Q4 revenue was $5.6 billion, up 58% on the prior year and above the $5.27 billion consensus. With its eye-catching ‘car vending towers’, the firm sold 163,522 vehicles, an increase of 43% on a year earlier.
The problem the company faced was higher non-car costs, such as inspection, repair, preparation and depreciation. As a result, the average per-vehicle gross profit was down by $255, impacting margins and earnings.

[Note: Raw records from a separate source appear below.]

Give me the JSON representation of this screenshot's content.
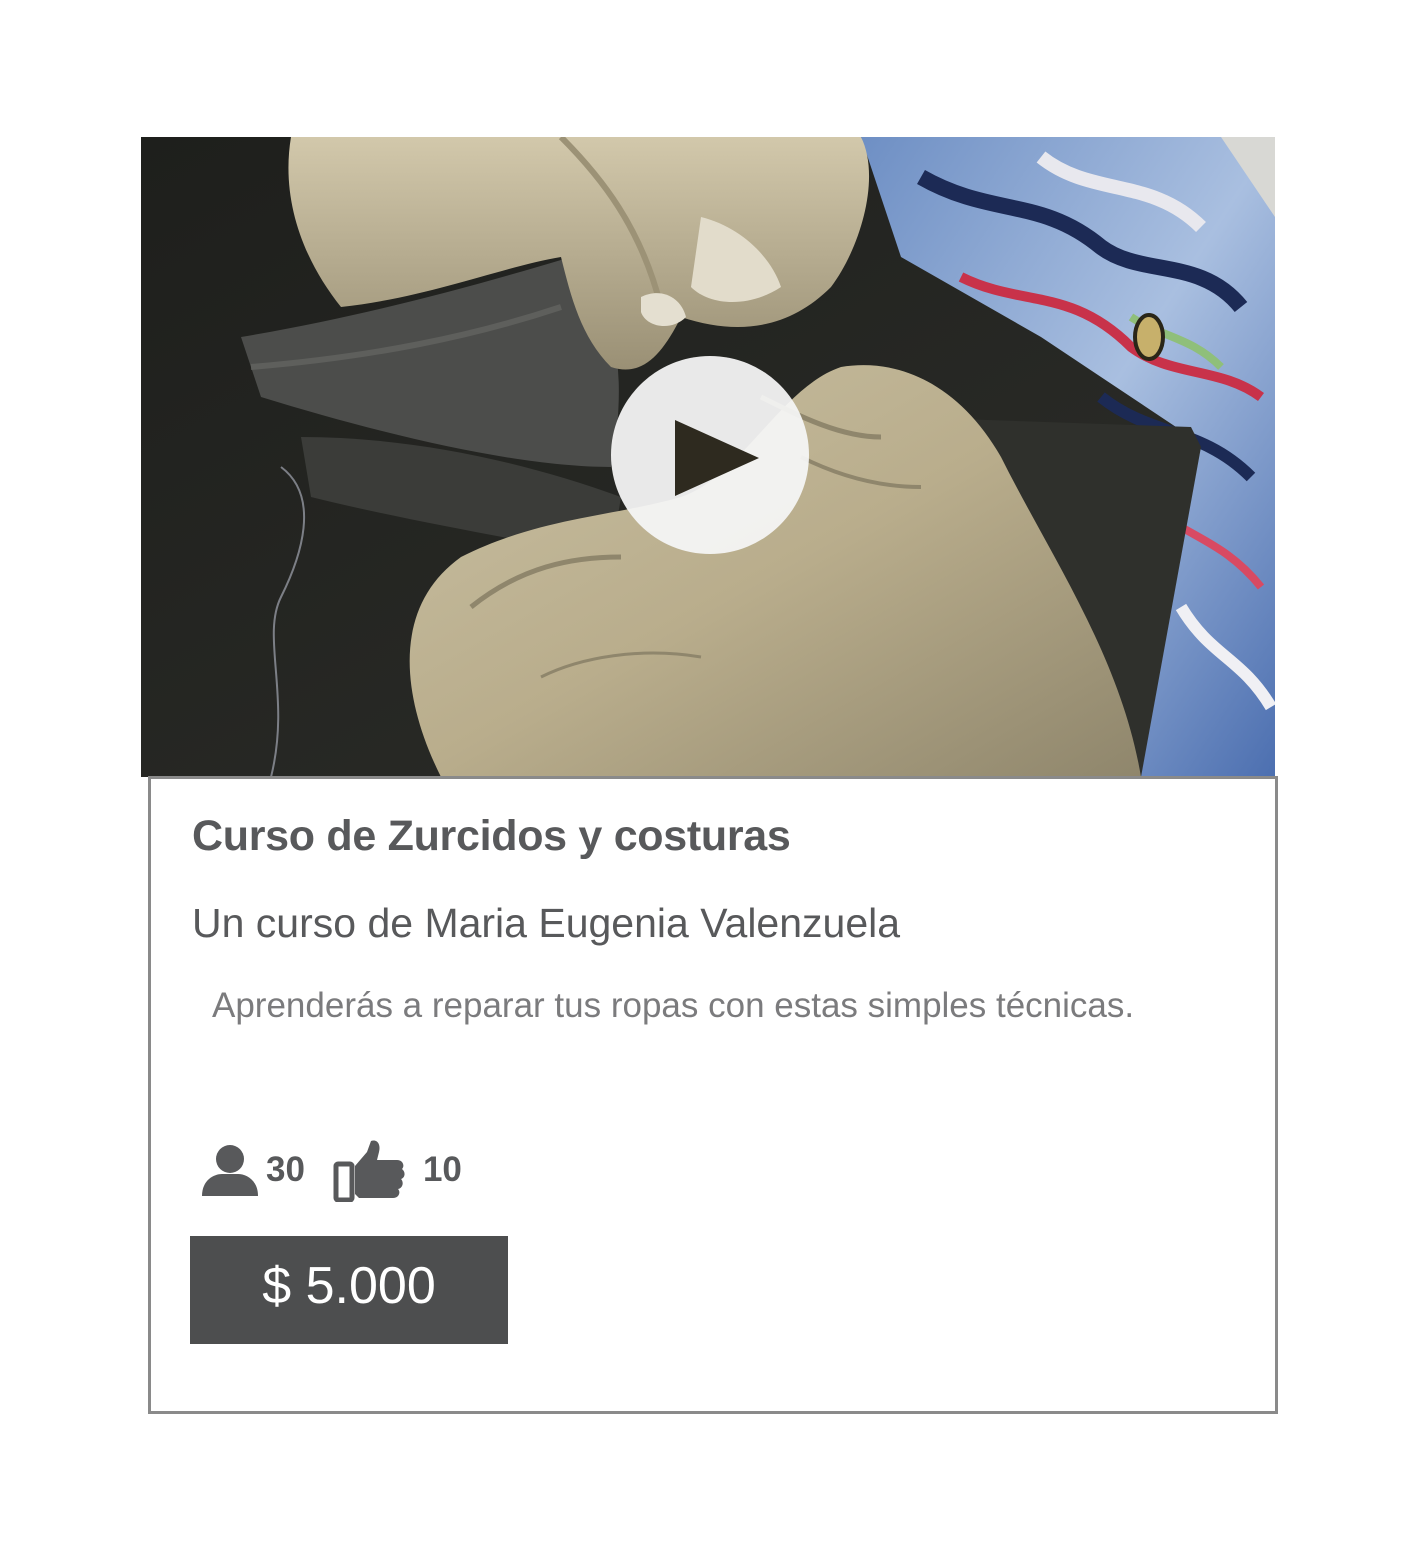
{
  "course": {
    "title": "Curso de Zurcidos y costuras",
    "author": "Un curso de Maria Eugenia Valenzuela",
    "description": "Aprenderás a reparar tus ropas con estas simples técnicas."
  },
  "video": {
    "thumbnail_subject": "hands-sewing-fabric",
    "play_icon": "play-icon"
  },
  "stats": {
    "students_icon": "user-icon",
    "students": "30",
    "likes_icon": "thumbs-up-icon",
    "likes": "10"
  },
  "price": {
    "label": "$ 5.000"
  },
  "colors": {
    "text_dark": "#58595b",
    "text_light": "#7b7b7d",
    "border": "#8a8a8a",
    "button_bg": "#4d4e4f",
    "button_text": "#ffffff"
  }
}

For 2026, Carvana projected further ‘significant’ growth in unit sales and an increase in EBITDA. In total the company sold almost 600,000 vehicles last year.
Hedge fund favourite
As well as being a popular stock with retail investors, Carvana has attracted the attention of hedge funds. Originally, they were big buyers of the stock, but today around 7% of the company’s shares have been sold short.
Earlier this week, research firm Gotham City questioned the source of Carvana’s revenues and claimed it overstated its 2024 results. The firm has also been criticised for its high levels of debt and ‘cash burn’.
Gotham’s main concern is that Carvana books gains on the cars it sells without actually owning them. It claims the vehicles are financed by Bridgecrest, a related company, and its reliance on this relationship is far greater than investors realise.